For more information on this and other projects at SETIS, contact the Coordinator, Dr. Creagh Cole, at 9351-7408, or email to email@example.com
During the Christmas - January period, Special Reserve staff conducted their annual review of the Undergraduate collection. As the Undergraduate collection is designed to be an up-to-date student collection for currently studied courses, an annual stocktake is required.
We invited Dr Vrasidas Karalis from the Modern Greek Literature Department to help us select books that were not being studied now, or in the near future, in that subject area. Approximately half the Greek collection was able to be relocated. Some books that were useful, but not currently studied, went to the Greek Departmental Library. Others will be included in the Chancellor's Book Fair for 1999. Ancient History was also investigated with help from the lecturers who teach the relevant topics.
Overcrowding in the area of English was also becoming a major problem for shelving staff, with many new books being purchased and few being removed to accommodate the new titles. In co-operation and consultation with the Department of English we removed 5,729 English books, some which hadn't been borrowed in 20 years! We have kept at least one copy, generally two, of each title in the Undergraduate collection.

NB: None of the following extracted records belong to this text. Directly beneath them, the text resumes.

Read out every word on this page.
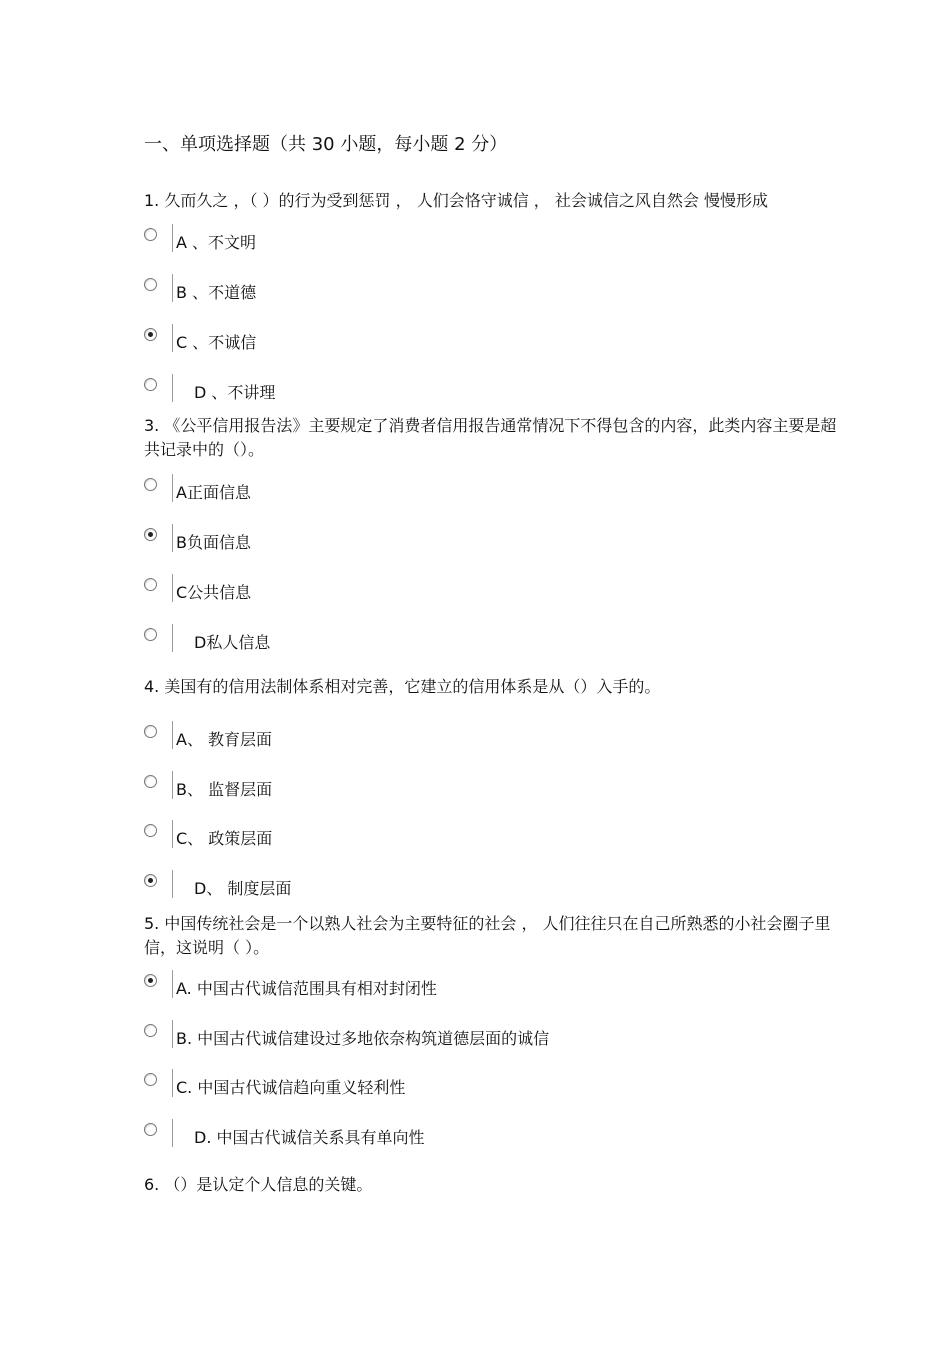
一、单项选择题（共 30 小题，每小题 2 分）
1. 久而久之 ，（ ）的行为受到惩罚 ， 人们会恪守诚信 ， 社会诚信之风自然会 慢慢形成
A 、不文明
B 、不道德
C 、不诚信
D 、不讲理
3. 《公平信用报告法》主要规定了消费者信用报告通常情况下不得包含的内容，此类内容主要是超
共记录中的（）。
A正面信息
B负面信息
C公共信息
D私人信息
4. 美国有的信用法制体系相对完善，它建立的信用体系是从（）入手的。
A、 教育层面
B、 监督层面
C、 政策层面
D、 制度层面
5. 中国传统社会是一个以熟人社会为主要特征的社会 ， 人们往往只在自己所熟悉的小社会圈子里
信，这说明（ ）。
A. 中国古代诚信范围具有相对封闭性
B. 中国古代诚信建设过多地依奈构筑道德层面的诚信
C. 中国古代诚信趋向重义轻利性
D. 中国古代诚信关系具有单向性
6. （）是认定个人信息的关键。
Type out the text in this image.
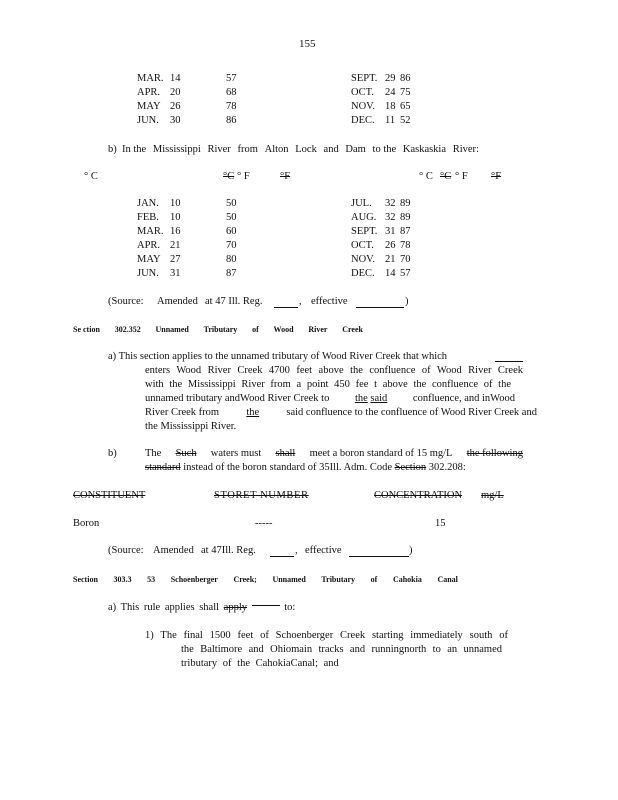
155
MAR. 14	57
APR. 20	68
MAY 26	78
JUN. 30	86
SEPT. 29 86
OCT. 24 75
NOV. 18 65
DEC. 11 52
b) In the Mississippi River from Alton Lock and Dam to the Kaskaskia River:
° C	°C ° F	°F	° C °C ° F °F
JAN. 10	50
FEB. 10	50
MAR. 16	60
APR. 21	70
MAY 27	80
JUN. 31	87
JUL. 32 89
AUG. 32 89
SEPT. 31 87
OCT. 26 78
NOV. 21 70
DEC. 14 57
(Source: Amended at 47 Ill. Reg.	, effective	)
Se ction 302.352 Unnamed Tributary of Wood River Creek
a) This section applies to the unnamed tributary of Wood River Creek that which
enters Wood River Creek 4700 feet above the confluence of Wood River Creek
with the Mississippi River from a point 450 fee t above the confluence of the
unnamed tributary andWood River Creek to the said confluence, and inWood
River Creek from	the	said confluence to the confluence of Wood River Creek and
the Mississippi River.
b)	The Such waters must shall meet a boron standard of 15 mg/L the following
standard instead of the boron standard of 35Ill. Adm. Code Section 302.208:
CONSTITUENT	STORET NUMBER	CONCENTRATION mg/L
Boron	-----	15
(Source: Amended at 47Ill. Reg.	, effective	)
Section 303.3 53 Schoenberger Creek; Unnamed Tributary of Cahokia Canal
a) This rule applies shall apply	to:
1) The final 1500 feet of Schoenberger Creek starting immediately south of
the Baltimore and Ohiomain tracks and runningnorth to an unnamed
tributary of the CahokiaCanal; and
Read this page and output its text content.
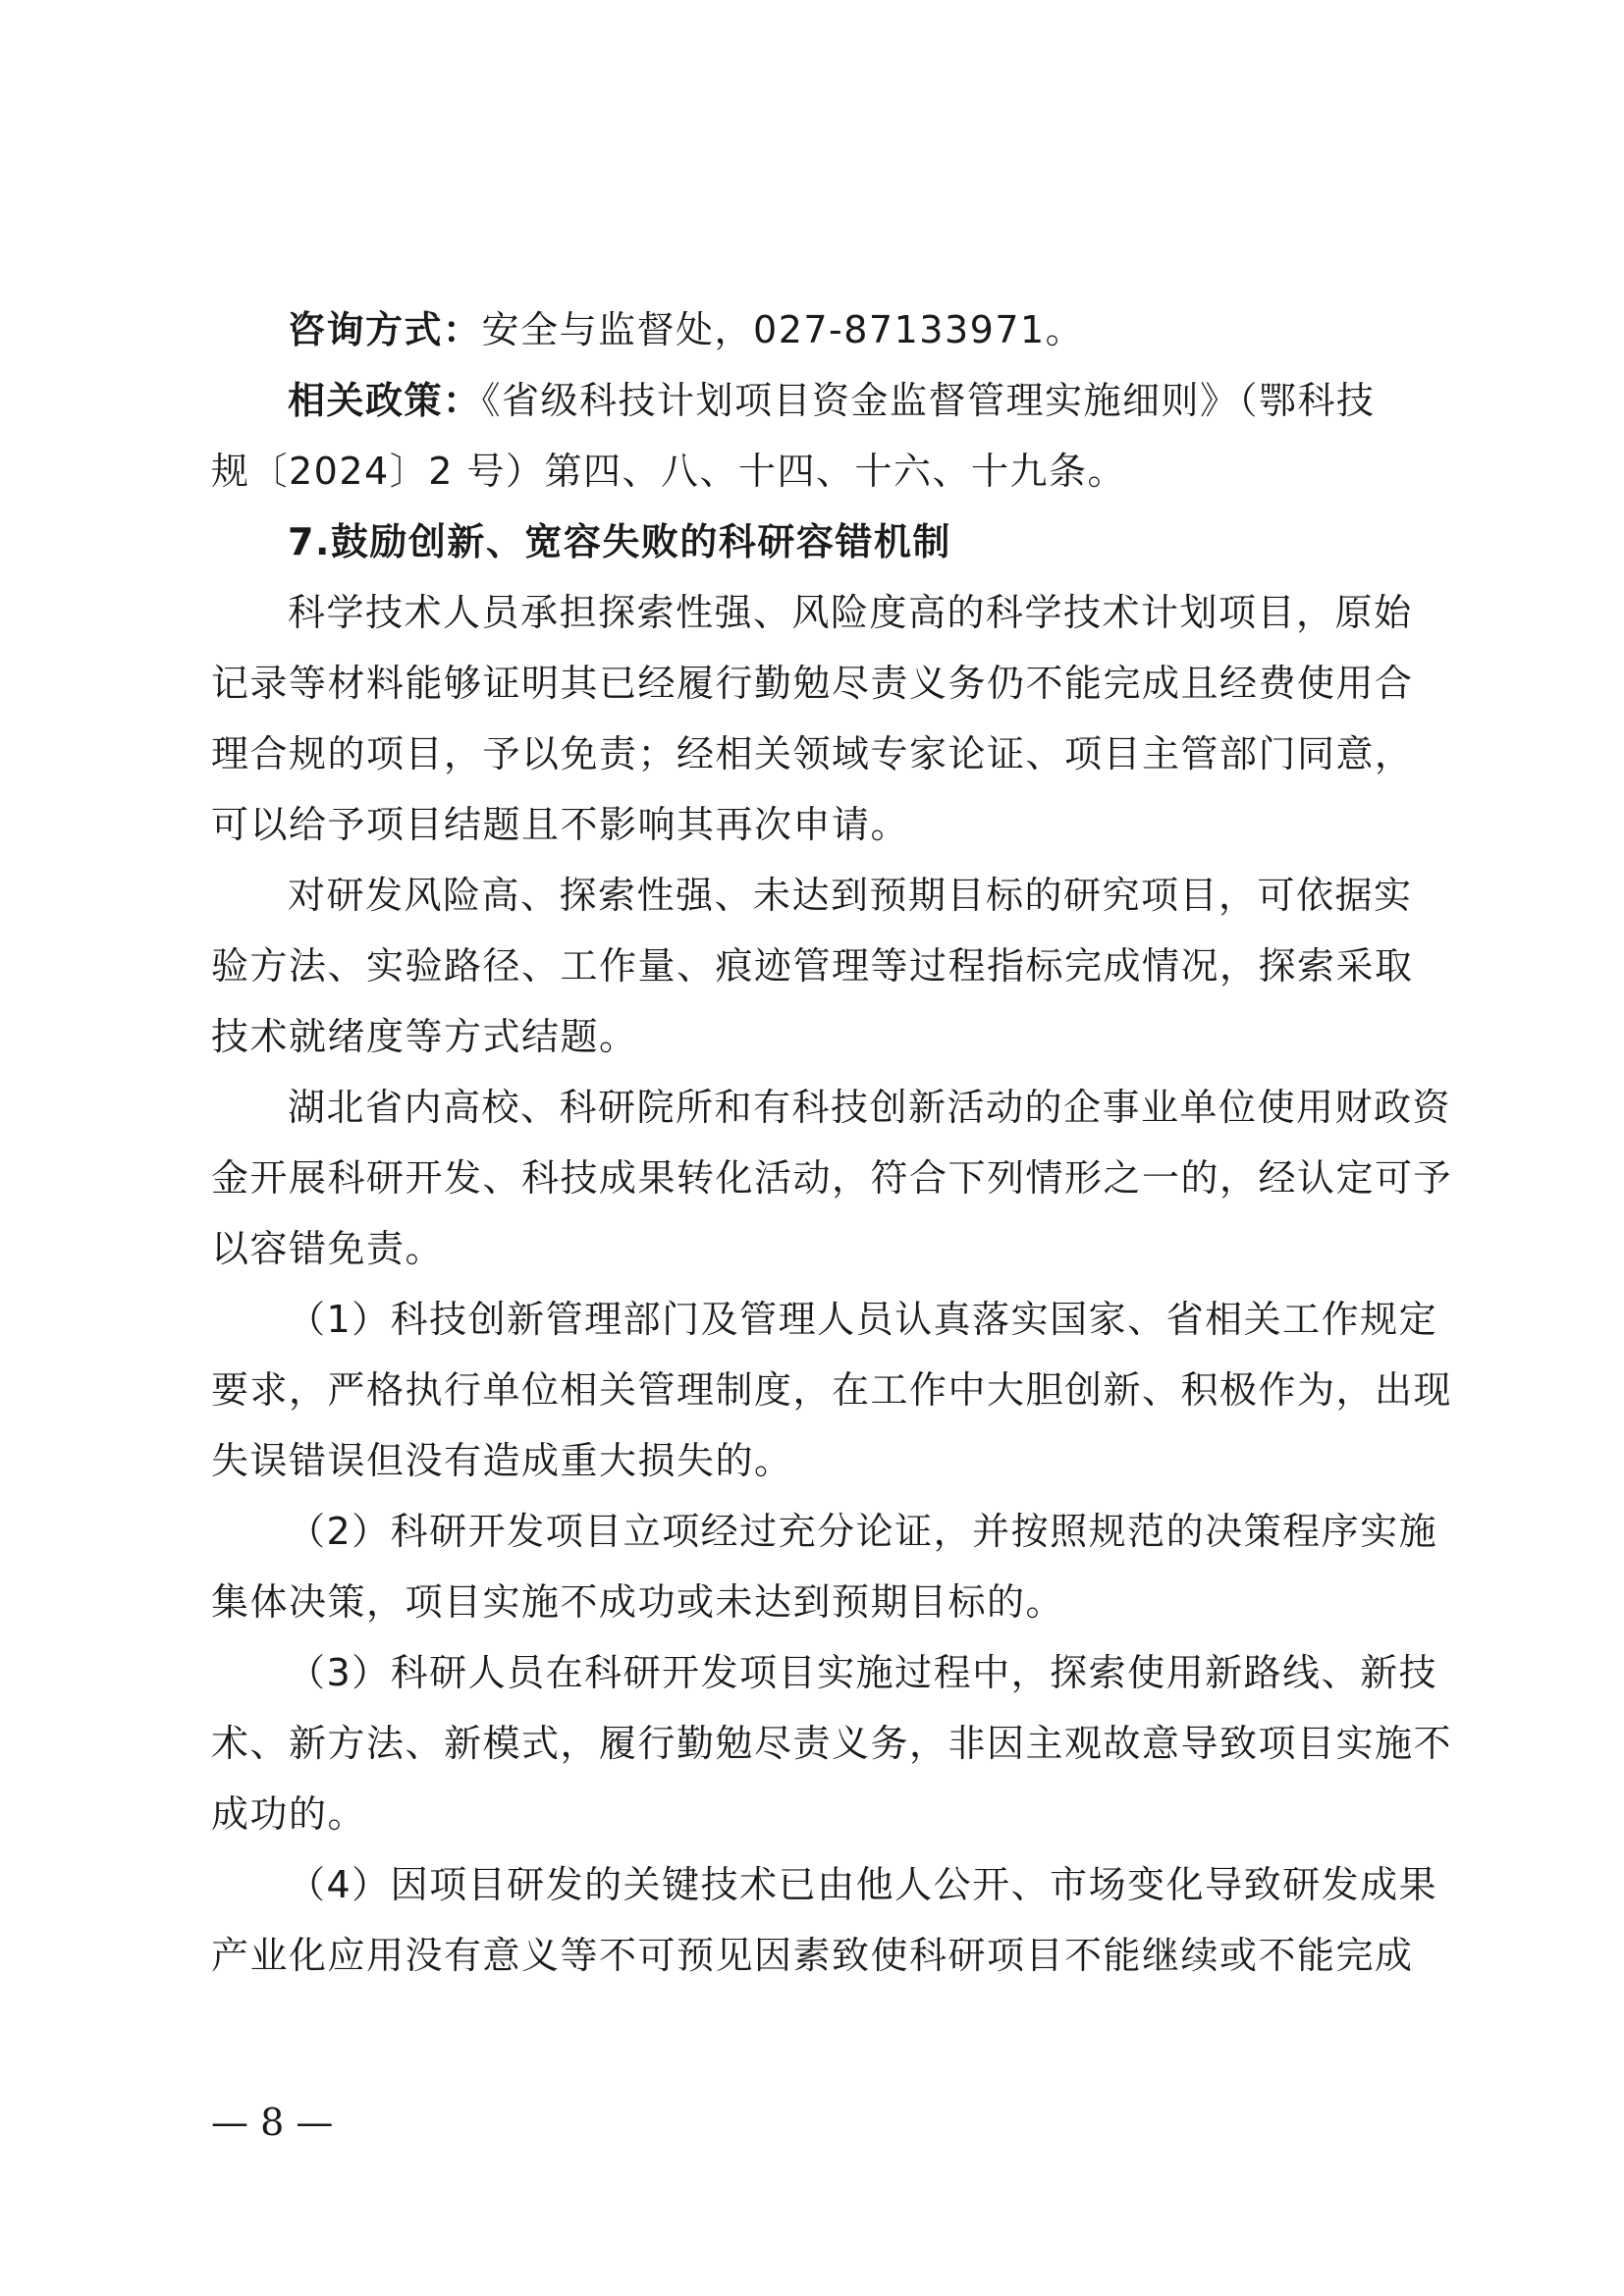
咨询方式：安全与监督处，027-87133971。
相关政策：《省级科技计划项目资金监督管理实施细则》（鄂科技
规〔2024〕2 号）第四、八、十四、十六、十九条。
7.鼓励创新、宽容失败的科研容错机制
科学技术人员承担探索性强、风险度高的科学技术计划项目，原始
记录等材料能够证明其已经履行勤勉尽责义务仍不能完成且经费使用合
理合规的项目，予以免责；经相关领域专家论证、项目主管部门同意，
可以给予项目结题且不影响其再次申请。
对研发风险高、探索性强、未达到预期目标的研究项目，可依据实
验方法、实验路径、工作量、痕迹管理等过程指标完成情况，探索采取
技术就绪度等方式结题。
湖北省内高校、科研院所和有科技创新活动的企事业单位使用财政资
金开展科研开发、科技成果转化活动，符合下列情形之一的，经认定可予
以容错免责。
（1）科技创新管理部门及管理人员认真落实国家、省相关工作规定
要求，严格执行单位相关管理制度，在工作中大胆创新、积极作为，出现
失误错误但没有造成重大损失的。
（2）科研开发项目立项经过充分论证，并按照规范的决策程序实施
集体决策，项目实施不成功或未达到预期目标的。
（3）科研人员在科研开发项目实施过程中，探索使用新路线、新技
术、新方法、新模式，履行勤勉尽责义务，非因主观故意导致项目实施不
成功的。
（4）因项目研发的关键技术已由他人公开、市场变化导致研发成果
产业化应用没有意义等不可预见因素致使科研项目不能继续或不能完成
— 8 —
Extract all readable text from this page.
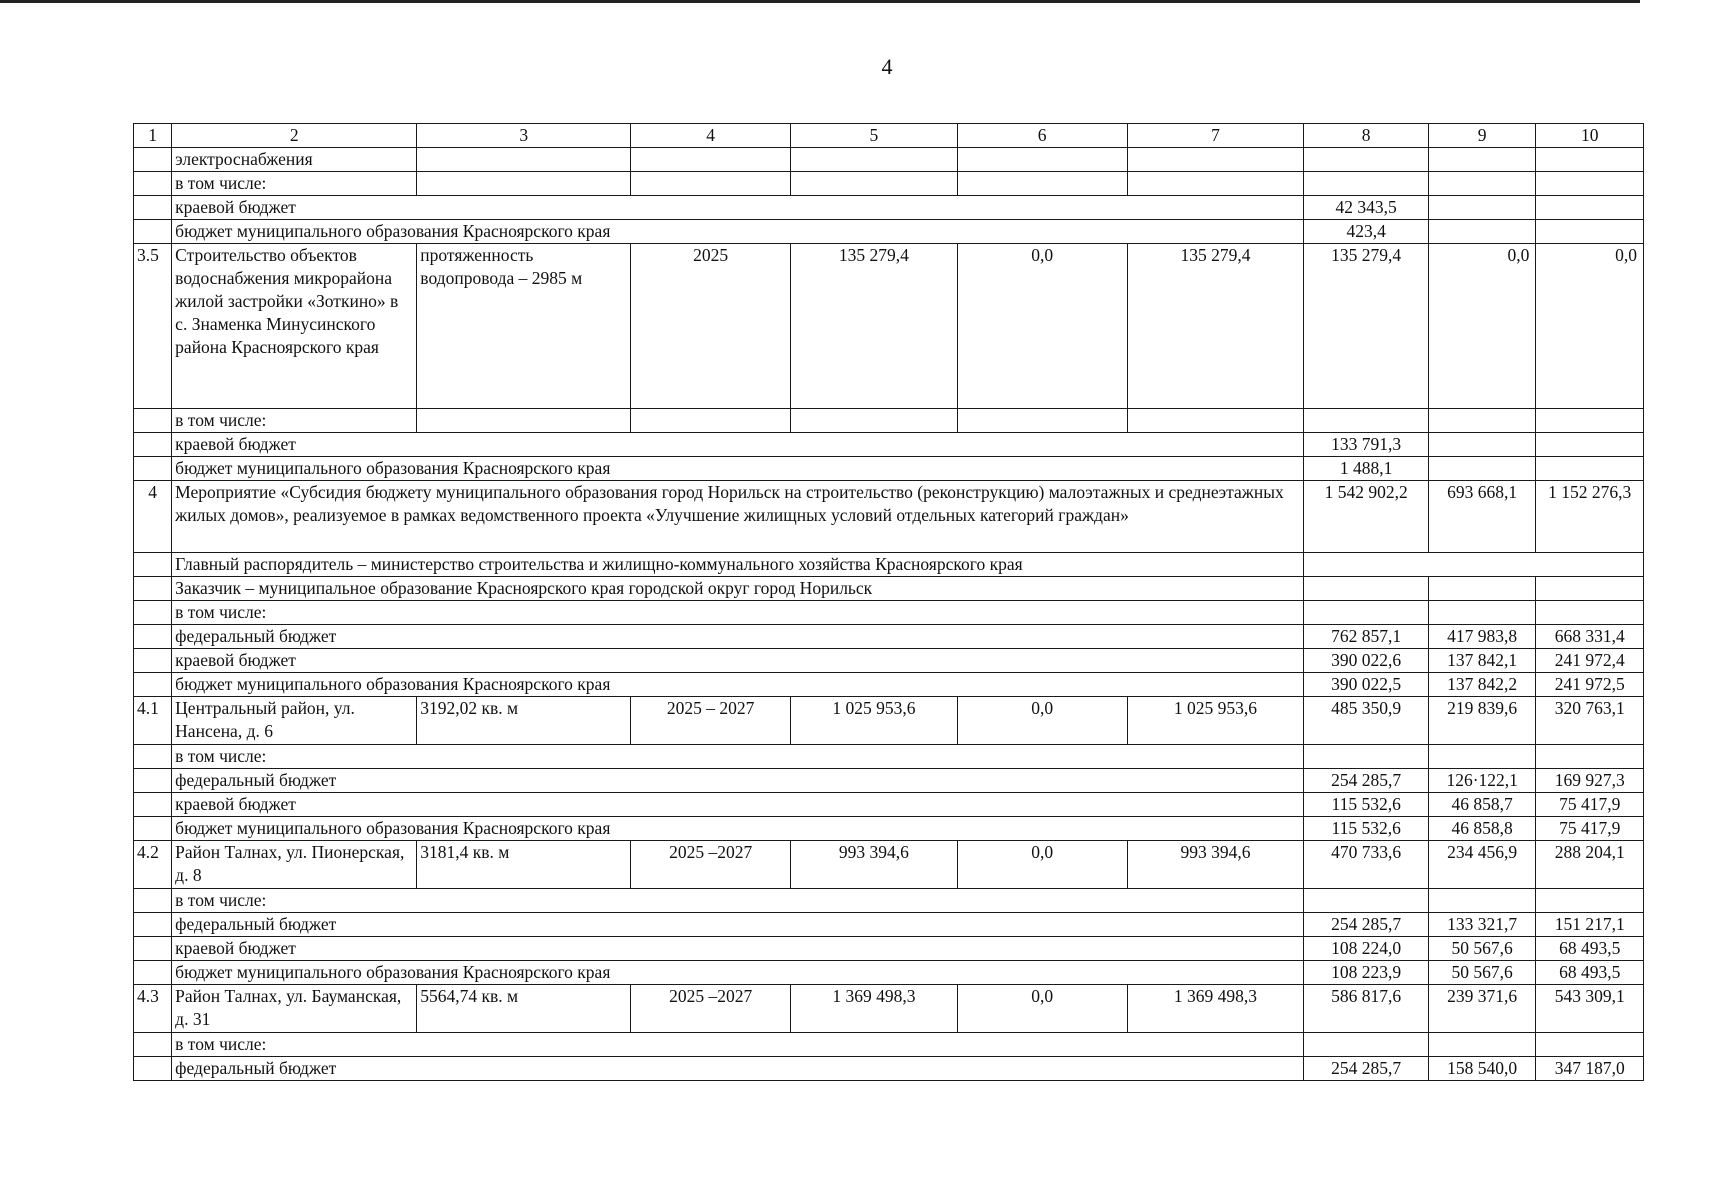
4
1	2	3	4	5	6	7	8	9	10
	электроснабжения								
	в том числе:								
	краевой бюджет						42 343,5		
	бюджет муниципального образования Красноярского края						423,4		
3.5	Строительство объектов водоснабжения микрорайона жилой застройки «Зоткино» в с. Знаменка Минусинского района Красноярского края	протяженность водопровода – 2985 м	2025	135 279,4	0,0	135 279,4	135 279,4	0,0	0,0
	в том числе:								
	краевой бюджет						133 791,3		
	бюджет муниципального образования Красноярского края						1 488,1		
4	Мероприятие «Субсидия бюджету муниципального образования город Норильск на строительство (реконструкцию) малоэтажных и среднеэтажных жилых домов», реализуемое в рамках ведомственного проекта «Улучшение жилищных условий отдельных категорий граждан»						1 542 902,2	693 668,1	1 152 276,3
	Главный распорядитель – министерство строительства и жилищно-коммунального хозяйства Красноярского края								
	Заказчик – муниципальное образование Красноярского края городской округ город Норильск								
	в том числе:								
	федеральный бюджет						762 857,1	417 983,8	668 331,4
	краевой бюджет						390 022,6	137 842,1	241 972,4
	бюджет муниципального образования Красноярского края						390 022,5	137 842,2	241 972,5
4.1	Центральный район, ул. Нансена, д. 6	3192,02 кв. м	2025 – 2027	1 025 953,6	0,0	1 025 953,6	485 350,9	219 839,6	320 763,1
	в том числе:								
	федеральный бюджет						254 285,7	126·122,1	169 927,3
	краевой бюджет						115 532,6	46 858,7	75 417,9
	бюджет муниципального образования Красноярского края						115 532,6	46 858,8	75 417,9
4.2	Район Талнах, ул. Пионерская, д. 8	3181,4 кв. м	2025 –2027	993 394,6	0,0	993 394,6	470 733,6	234 456,9	288 204,1
	в том числе:								
	федеральный бюджет						254 285,7	133 321,7	151 217,1
	краевой бюджет						108 224,0	50 567,6	68 493,5
	бюджет муниципального образования Красноярского края						108 223,9	50 567,6	68 493,5
4.3	Район Талнах, ул. Бауманская, д. 31	5564,74 кв. м	2025 –2027	1 369 498,3	0,0	1 369 498,3	586 817,6	239 371,6	543 309,1
	в том числе:								
	федеральный бюджет						254 285,7	158 540,0	347 187,0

This stocktake has enabled us to make room for all the new titles being purchased throughout the year and have a useful well-used collection.
Major collection review
While the concept of a combined Science Library continues to be discussed, the University Library has been working on shorter-term solutions to the accommodation problems currently experienced at Badham Library and the ongoing development of the collection to ensure it's relevance to the clients of the Library.
During 1998 a project to relocate little used material from the serial and book collections to the Darlington Repository Library was completed. Relocated items are still available on request.
Book material published more than ten years ago and not borrowed for the last five years has been relocated in most subject areas with the exception of some botanical material and selected areas of horticulture and zoology. Material containing statistical information applicable to the current research areas especially in the agricultural subjects has also been retained.
The Badham Quarto (larger sized) collection has been interfiled with the main book collection to improve access to this material.
Renovated Reference Room area
The room housing the Reference Collection has been upgraded to create a more pleasant and usable space. The tall gray shelving that dominated this area has been replaced with more accessible purpose built shelving. Specials shelving to display new materials and tables for browsing and reading the Land newspaper have also been installed.
The Librarians, with advice from Faculty, have completed a comprehensive review of the reference collection to ensure that it contains high quality and relevant resources. A great deal of new material has been purchased by the Library for the Badham Reference collection.
We appreciate the patience and support of clients of the Library during the last few months. Please visit and enjoy the results!